J'aimerais préciser que si un animal d'un troupeau est atteint d'une épizootie hautement contagieuse, la loi prévoit la mise à mort et l'élimination de tous les animaux, donc de l'ensemble du troupeau. Dans ce cas, la Confédération verse des indemnités dues pour la perte des animaux. L'indemnité est donc destinée aux propriétaires des animaux. En quelque sorte, c'est comme si l'on achetait les animaux pour les éliminer dans le but de stopper la propagation de la maladie. L'indemnisation doit être considérée comme un encouragement à déclarer rapidement un foyer d'épidémie et à assurer une lutte immédiate. Il ne s'agit donc effectivement pas d'une indemnisation pour une perte de revenu, mais bien d'un dédommagement qui équivaut à 90 pour cent de la valeur des animaux. Alors, pourquoi ne pas étendre l'indemnité existante aux entreprises d'abattage, de découpe et de transformation?
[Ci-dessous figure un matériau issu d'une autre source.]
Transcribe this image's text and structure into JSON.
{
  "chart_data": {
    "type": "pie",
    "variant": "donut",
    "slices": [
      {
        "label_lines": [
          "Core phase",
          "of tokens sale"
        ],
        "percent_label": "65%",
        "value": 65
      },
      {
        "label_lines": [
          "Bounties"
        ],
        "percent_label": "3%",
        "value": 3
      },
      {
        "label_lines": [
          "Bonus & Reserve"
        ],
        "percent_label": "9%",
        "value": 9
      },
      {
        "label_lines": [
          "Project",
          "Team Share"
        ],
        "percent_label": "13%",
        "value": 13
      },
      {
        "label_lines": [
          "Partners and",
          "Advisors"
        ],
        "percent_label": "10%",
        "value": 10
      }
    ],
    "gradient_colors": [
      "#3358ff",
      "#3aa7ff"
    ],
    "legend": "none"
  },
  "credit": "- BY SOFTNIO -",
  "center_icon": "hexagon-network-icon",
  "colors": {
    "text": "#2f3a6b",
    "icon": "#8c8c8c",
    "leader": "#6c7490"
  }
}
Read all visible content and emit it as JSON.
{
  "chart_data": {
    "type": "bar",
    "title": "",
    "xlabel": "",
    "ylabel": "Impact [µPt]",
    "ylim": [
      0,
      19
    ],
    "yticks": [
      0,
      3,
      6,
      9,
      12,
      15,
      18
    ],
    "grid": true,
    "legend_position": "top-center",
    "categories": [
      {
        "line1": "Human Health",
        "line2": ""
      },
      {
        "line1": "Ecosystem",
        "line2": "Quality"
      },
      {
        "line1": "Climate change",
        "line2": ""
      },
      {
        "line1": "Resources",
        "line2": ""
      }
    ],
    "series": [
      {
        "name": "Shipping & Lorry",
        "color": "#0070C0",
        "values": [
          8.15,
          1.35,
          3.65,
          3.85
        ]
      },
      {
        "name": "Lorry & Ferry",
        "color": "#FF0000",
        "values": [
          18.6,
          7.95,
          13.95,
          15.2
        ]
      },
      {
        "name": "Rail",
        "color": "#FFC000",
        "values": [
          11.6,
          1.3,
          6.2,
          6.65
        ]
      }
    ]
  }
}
Zunächst muss an dieser Stelle einem Argument widersprochen werden, das in der parlamentarischen Beratung der Motion Müller Leo 22.3728, "Afrikanische Schweinepest. Schlachtbetriebe und damit die Versorgungssicherheit gefährden?", vorgebracht wurde. Diese Motion wurde vom Nationalrat am 17.[NB]März 2024 angenommen. In der Beratung wurde gesagt, dass Schlacht- und Verarbeitungsbetriebe im Falle eines Ausbruchs einer Seuche stark gefährdet wären. Wenn Schlachtbetriebe über eine gewisse Zeit geschlossen werden müssten, um desinfiziert zu werden, würden die dort angelieferten Tiere zurückgestaut, weil man sie nicht mehr schlachten könnte. Dies würde zu Überkapazitäten - das wurde auch noch gesagt - an gesunden Tieren in den Betrieben führen, da sie nicht mehr geschlachtet werden könnten, was Folgen für das Tierwohl hätte.

Diese Argumentation geht an der Praxis vorbei, denn in Fällen von Afrikanischer Schweinepest werden die Tiere im landwirtschaftlichen Betrieb getötet, dann sicher transportiert und entsorgt. Diese Tiere gelangen nie in einen Schlachtbetrieb und schon gar nicht in einen Zerlegungsbetrieb. Besteht ein Verdacht auf Afrikanische Schweinepest, wird der landwirtschaftliche Betrieb so lange gesperrt, bis der Verdacht ausgeräumt ist. Keine positiv getesteten Tiere würden in einen Schlachtbetrieb gelangen. Und sollte entgegen aller Wahrscheinlichkeit doch ein krankes Tier in einen Schlachtbetrieb gelangen, müsste der Betrieb zwar gereinigt und desinfiziert werden, aber er könnte innerhalb einer angemessenen Frist wieder Tiere schlachten. Weiter gibt es in der Schweiz fünf grosse Schweineschlachtbetriebe und über hundert mittlere und kleine. Es gibt also genügend Alternativen, um zu verhindern, dass landwirtschaftliche Betriebe aufgrund einer unzureichenden Schlachtkapazität für gesunde Tiere blockiert werden.

C'est quand même important de préciser qu'en cas d'épizootie, les animaux sont abattus à la ferme et qu'il n'y a pas de difficulté particulière pour les abattoirs.

Peut-être encore quelques arguments: il s'agit également d'éviter une inégalité de traitement. Prévoir une solution particulière pour certaines entreprises reviendrait à les privilégier par rapport à d'autres filières qui pourraient également être touchées. Dans la mesure où les éleveurs n'ont pas droit à des indemnités pour perte de revenu, il paraît incohérent que le secteur de l'abattage ou encore les chasseurs puissent y avoir droit, qui plus est parmi d'autres secteurs également concernés.

En raison de l'acceptation de la motion, de nombreuses questions se poseraient. On devrait s'attendre à ce qu'un ou plusieurs secteurs économiques demandent également des solutions d'indemnisation et il faudrait, dans ce cas, fixer des limites. Qu'en est-il de l'accès aux forêts en cas de limitation par rapport à la peste porcine africaine? Les propriétaires forestiers et le secteur du tourisme pourraient-ils réclamer des indemnités?

Bref, nous estimons - comme je l'ai dit - que la motion va trop loin et c'est pour ces quelques raisons - j'en ai encore quelques-unes, mais je renonce à les exposer - que le Conseil fédéral vous recommande le rejet de la présente motion.